The SGLang server exposes an OpenAI-compatible /v1/chat/completions endpoint that accepts audio via audio_url parts inside the chat message:

import requests

resp = requests.post("http://localhost:30000/v1/chat/completions", json={
    "model": "default",
    "messages": [
        {
            "role": "user",
            "content": [
                {"type": "audio_url", "audio_url": {"url": "/path/to/audio.wav"}},
                {"type": "text", "text": "Transcribe and summarise this clip."},
            ],
        }
    ],
    "max_tokens": 1024,
    "temperature": 0.0,
})

print(resp.json()["choices"][0]["message"]["content"])

Results

  • VRAM usage: No vendor benchmark on a consumer GPU exists yet. The concrete lower bound is the 10.44 GB BF16 weight footprint from the HF Files page; a third-party analysis estimates "the 4B variants will fit on a single consumer-grade GPU with 16-24GB VRAM" (SoftTechHub coverage of the MOSS-Audio release). Both numbers are consistent with running cleanly on the 5060 Ti's 16 GB budget for short-to-medium clips; long-form audio + large max_tokens will shrink that headroom.
  • Speed: Not quoted — no source benchmarks MOSS-Audio on a comparable consumer GPU. Submit results via /contribute once you've run it; live numbers will appear on the check page below.
  • Quality notes: The MOSS-Audio team reports timestamp ASR scores of 76.96 AAS on AISHELL-1 and 358.13 AAS on LibriSpeech for the 4B-Instruct, materially better than Qwen3-Omni's 833.66 / 646.95 on the same metric (lower is better), per the model card. The 4B-Thinking sibling at the same parameter count averages 68.37 vs the Instruct's 64.04 across the team's reasoning suite — pick Thinking if you need chain-of-thought audio QA at the cost of more tokens per response.
  • License: Apache-2.0.

For the full benchmark data once community submissions land, see /check/moss-audio/rtx-5060-ti.

Troubleshooting

Cannot import name or version errors during install

The official install uses an editable PyTorch CUDA-12.8 build via pip install --extra-index-url https://download.pytorch.org/whl/cu128 -e ".[torch-runtime]". If you reuse a system Python with an older torch, the audio encoder will fail to load. Keep MOSS-Audio inside its own conda environment exactly as the README prescribes.

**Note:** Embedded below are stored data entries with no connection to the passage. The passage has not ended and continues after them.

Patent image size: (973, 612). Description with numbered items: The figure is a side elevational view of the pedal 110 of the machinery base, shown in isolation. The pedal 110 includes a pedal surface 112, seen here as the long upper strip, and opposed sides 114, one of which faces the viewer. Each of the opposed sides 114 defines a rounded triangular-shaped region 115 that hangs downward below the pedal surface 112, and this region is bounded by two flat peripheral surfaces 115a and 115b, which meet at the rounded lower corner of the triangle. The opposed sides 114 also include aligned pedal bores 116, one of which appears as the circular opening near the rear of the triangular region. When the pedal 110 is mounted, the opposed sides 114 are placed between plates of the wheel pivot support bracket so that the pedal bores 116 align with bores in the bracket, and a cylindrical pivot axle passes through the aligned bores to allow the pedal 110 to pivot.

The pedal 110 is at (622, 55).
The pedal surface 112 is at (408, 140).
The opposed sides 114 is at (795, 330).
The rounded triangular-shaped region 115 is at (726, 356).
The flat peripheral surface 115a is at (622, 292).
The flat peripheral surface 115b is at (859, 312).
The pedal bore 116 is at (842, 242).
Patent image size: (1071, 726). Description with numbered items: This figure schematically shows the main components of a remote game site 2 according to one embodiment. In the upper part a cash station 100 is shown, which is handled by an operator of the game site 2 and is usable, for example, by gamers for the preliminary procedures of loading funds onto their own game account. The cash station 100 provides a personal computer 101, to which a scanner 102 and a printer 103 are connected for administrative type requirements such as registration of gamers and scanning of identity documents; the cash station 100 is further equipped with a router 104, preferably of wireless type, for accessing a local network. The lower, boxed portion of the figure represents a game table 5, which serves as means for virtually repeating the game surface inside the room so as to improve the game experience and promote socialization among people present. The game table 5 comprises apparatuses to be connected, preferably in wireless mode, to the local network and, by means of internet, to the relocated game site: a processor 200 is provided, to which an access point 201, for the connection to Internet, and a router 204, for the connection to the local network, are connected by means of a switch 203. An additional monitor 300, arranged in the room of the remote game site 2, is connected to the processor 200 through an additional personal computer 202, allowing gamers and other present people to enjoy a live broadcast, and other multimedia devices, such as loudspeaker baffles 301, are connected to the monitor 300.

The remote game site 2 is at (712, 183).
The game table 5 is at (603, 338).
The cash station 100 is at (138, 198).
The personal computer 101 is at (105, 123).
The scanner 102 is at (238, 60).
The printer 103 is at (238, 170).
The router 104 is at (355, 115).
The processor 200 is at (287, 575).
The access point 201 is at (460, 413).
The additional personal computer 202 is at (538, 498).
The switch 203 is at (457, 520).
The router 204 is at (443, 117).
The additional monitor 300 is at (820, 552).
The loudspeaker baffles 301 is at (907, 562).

SGLang refuses to start with a CuDNN error

The MOSS-Audio SGLang fork pins nvidia-cudnn-cu12==9.16.0.29 — install it explicitly after pip install -e "python[all]", per the official usage guide. Without that pin, SGLang fails its CuDNN compatibility check on CUDA 12.8 builds and the server never comes up.

Out of memory on long audio

The weight footprint (~10.4 GB BF16) is fixed, but activations and the SGLang KV cache scale with clip length and max_tokens. If a long clip OOMs on 16 GB, either shorten the audio segment, reduce max_tokens, or pass a smaller --mem-fraction-static to SGLang. No widely-reported OOMs on consumer cards exist yet; report problems via the submission form.